Citi's Mark Mahaney offers up a very useful "cheat sheet," and here are some highlights: Pro forma operating income expected to be about $330 million, though anything less than $300 million would be negative; operating margin of about 5.1 percent (Citi expects 4.7 percent); North American revenue growth of 13 percent, better than 15 percent good, but under 12 percent bad; North American gross margin of 22.3 percent; International revenue growth of 6 percent; International gross margin of 18.5 percent; and a Third Party mix percentage of 25 percent to 30 percent.

As far as guidance is concerned, the Street is looking for operating income of $261 million on $4.598 billion and for the entire year 2009, operating income of $1.2 billion on $21.3 billion.

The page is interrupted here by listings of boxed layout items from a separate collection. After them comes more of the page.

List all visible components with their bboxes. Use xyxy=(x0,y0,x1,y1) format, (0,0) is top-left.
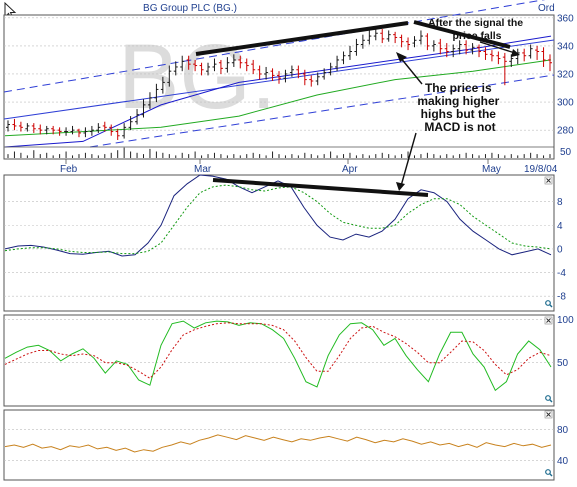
arrowhead-price-highs xyxy=(396,52,407,62)
y-tick-label: 4 xyxy=(557,221,563,232)
ma-line-green xyxy=(4,59,552,137)
y-tick-label: 80 xyxy=(557,425,569,436)
x-tick-label: Feb xyxy=(60,164,78,175)
y-tick-label: 340 xyxy=(557,41,574,52)
channel-lower-line xyxy=(89,74,555,148)
y-tick-label: 360 xyxy=(557,13,574,24)
chart-title: BG Group PLC (BG.) xyxy=(143,3,237,14)
y-tick-label: -4 xyxy=(557,268,566,279)
price-highs-line xyxy=(195,21,409,56)
rsi-close-icon[interactable] xyxy=(544,410,553,419)
volume-bars xyxy=(4,146,554,158)
y-tick-label: 40 xyxy=(557,456,569,467)
y-tick-label: 50 xyxy=(557,358,569,369)
macd-zoom-icon[interactable] xyxy=(545,300,553,308)
arrowhead-signal xyxy=(511,49,520,57)
stochastic-k-line xyxy=(4,320,552,392)
watermark-logo: BG. xyxy=(118,26,276,128)
divergence-annotation: The price is making higher highs but the… xyxy=(417,81,502,134)
macd-lines xyxy=(4,174,552,257)
x-tick-label: Mar xyxy=(194,164,212,175)
stochastic-panel-frame xyxy=(3,314,555,407)
y-tick-label: 300 xyxy=(557,98,574,109)
x-tick-label: Apr xyxy=(342,164,358,175)
arrow-to-macd-highs xyxy=(400,132,417,187)
macd-highs-line xyxy=(212,178,429,197)
signal-annotation: After the signal the price falls xyxy=(428,17,526,42)
arrow-to-price-highs xyxy=(399,56,423,85)
stochastic-close-icon[interactable] xyxy=(544,316,553,325)
stochastic-zoom-icon[interactable] xyxy=(545,395,553,403)
x-tick-label: 19/8/04 xyxy=(524,164,558,175)
rsi-line xyxy=(4,434,552,453)
rsi-zoom-icon[interactable] xyxy=(545,469,553,477)
y-tick-label: 280 xyxy=(557,126,574,137)
signal-trend-line xyxy=(413,20,511,49)
y-tick-label: 320 xyxy=(557,69,574,80)
volume-tick-label: 50 xyxy=(560,147,572,158)
arrowhead-macd-highs xyxy=(396,182,405,191)
y-tick-label: 0 xyxy=(557,244,563,255)
stochastic-lines xyxy=(4,320,552,392)
arrow-to-signal xyxy=(479,41,516,54)
y-tick-label: -8 xyxy=(557,292,566,303)
x-tick-label: May xyxy=(482,164,501,175)
annotations: After the signal the price falls The pri… xyxy=(195,17,526,197)
macd-close-icon[interactable] xyxy=(544,176,553,185)
channel-upper-line xyxy=(3,0,546,93)
price-bars xyxy=(6,26,552,140)
rsi-lines xyxy=(4,434,552,453)
macd-panel-frame xyxy=(3,174,555,312)
y-tick-label: 8 xyxy=(557,197,563,208)
macd-line xyxy=(4,174,552,257)
rsi-panel-frame xyxy=(3,409,555,481)
y-tick-label: 100 xyxy=(557,315,574,326)
corner-label: Ord xyxy=(538,3,555,14)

Analysts will also be looking for some commentary on the company's Kindle electronic book reader. The company sorely underestimated the popularity of the device heading into the holiday shopping season, announcing a 3 to 4 month back-order delay after Oprah Winfrey featured the Kindle, and Amazon CEO Jeff Bezos, on her show, calling it the best device she's ever seen. As Amazon seeks to replenish the supply chain with the $399 device, there's rumors that the company will upgrade and update the device with a newer version as soon as next month, and that part of the product shortfall came from Amazon trying to clear the channel. It's just that the channel cleared a lot sooner than anyone anticipated.

Amazon has scheduled a significant media event in New York City on February 9 and there's speculation that it might center on the new and improved Kindle.

Meantime, Amazon shares dropped 30 percent during the quarter and 45 percent during 2008.